Description
These Brioche Dinner Rolls are incredibly soft, buttery, and perfect for any meal. Made with enriched dough containing eggs and butter, these rolls are fluffy with a delicate crumb and a slightly sweet flavor. The step-by-step method ensures they rise beautifully to achieve a heavenly texture.
Ingredients
Scale
Dry Ingredients
- 4 cups all-purpose flour
- 1/4 cup sugar
- 1 packet instant yeast (about 2 1/4 teaspoons)
- 1 teaspoon salt
Wet Ingredients
- 1/2 cup milk, warmed
- 4 large eggs
- 1/2 cup unsalted butter, softened
Instructions
- Combine Dry Ingredients: In a large bowl, whisk together the all-purpose flour, sugar, instant yeast, and salt until well mixed.
- Add Wet Ingredients: Pour the warmed milk and crack in the eggs to the dry mixture. Stir to combine into a shaggy dough.
- Knead the Dough: Knead the dough by hand or with a dough hook for about 10 minutes until it begins to come together and is smooth but still slightly sticky.
- Incorporate Butter: Gradually add the softened unsalted butter into the dough while continuing to knead. Keep kneading until the dough is smooth, elastic, and the butter is fully absorbed.
- First Rise: Place the dough in a lightly oiled bowl, cover it with a clean kitchen towel or plastic wrap, and let it rise in a warm place for 1 hour or until it doubles in size.
- Shape Rolls: Punch down the risen dough and divide it into 12 equal portions. Shape each portion into a smooth ball and arrange them closely in a greased baking dish.

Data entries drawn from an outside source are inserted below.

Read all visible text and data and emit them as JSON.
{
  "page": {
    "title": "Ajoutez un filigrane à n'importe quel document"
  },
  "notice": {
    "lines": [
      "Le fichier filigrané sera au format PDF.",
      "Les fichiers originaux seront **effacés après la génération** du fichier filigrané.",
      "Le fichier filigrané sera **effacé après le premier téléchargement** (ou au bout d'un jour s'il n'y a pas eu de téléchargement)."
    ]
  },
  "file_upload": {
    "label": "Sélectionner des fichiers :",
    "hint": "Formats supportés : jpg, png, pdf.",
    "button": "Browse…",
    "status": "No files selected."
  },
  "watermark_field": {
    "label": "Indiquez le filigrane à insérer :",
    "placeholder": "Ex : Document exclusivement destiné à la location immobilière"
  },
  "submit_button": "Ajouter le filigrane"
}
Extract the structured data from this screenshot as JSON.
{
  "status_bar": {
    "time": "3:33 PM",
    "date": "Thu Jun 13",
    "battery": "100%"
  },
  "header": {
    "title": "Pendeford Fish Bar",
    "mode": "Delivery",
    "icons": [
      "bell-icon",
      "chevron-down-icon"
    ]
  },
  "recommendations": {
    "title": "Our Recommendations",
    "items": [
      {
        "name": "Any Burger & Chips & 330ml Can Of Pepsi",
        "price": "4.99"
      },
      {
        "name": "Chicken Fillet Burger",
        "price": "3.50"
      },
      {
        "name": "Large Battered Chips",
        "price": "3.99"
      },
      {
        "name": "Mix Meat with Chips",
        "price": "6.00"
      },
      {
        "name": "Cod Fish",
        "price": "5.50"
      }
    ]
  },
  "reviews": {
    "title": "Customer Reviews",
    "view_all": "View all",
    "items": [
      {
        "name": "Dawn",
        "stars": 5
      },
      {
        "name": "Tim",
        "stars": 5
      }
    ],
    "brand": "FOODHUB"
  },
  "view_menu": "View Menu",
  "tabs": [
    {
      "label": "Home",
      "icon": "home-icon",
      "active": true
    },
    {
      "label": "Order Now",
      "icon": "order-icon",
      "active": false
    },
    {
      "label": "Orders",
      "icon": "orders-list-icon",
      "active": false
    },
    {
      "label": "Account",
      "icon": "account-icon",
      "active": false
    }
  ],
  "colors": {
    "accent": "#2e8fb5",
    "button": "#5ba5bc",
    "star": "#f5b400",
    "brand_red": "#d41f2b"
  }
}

- Second Rise: Cover the shaped rolls and let them rise again for 30 minutes until puffed up and nearly doubled in size.
- Bake: Preheat the oven to 350°F (175°C). Bake the rolls in the preheated oven for 20-25 minutes or until golden brown on top.
- Cool and Serve: Remove the rolls from the oven and let them cool slightly before serving to enjoy their soft and buttery texture.
Notes
- Warming the milk improves yeast activation but avoid making it too hot to prevent killing the yeast.
- Using softened butter ensures it incorporates smoothly into the dough.
- For extra shine, brush the tops with melted butter right after baking.
- Store leftover rolls in an airtight container to keep them soft, or freeze for longer storage.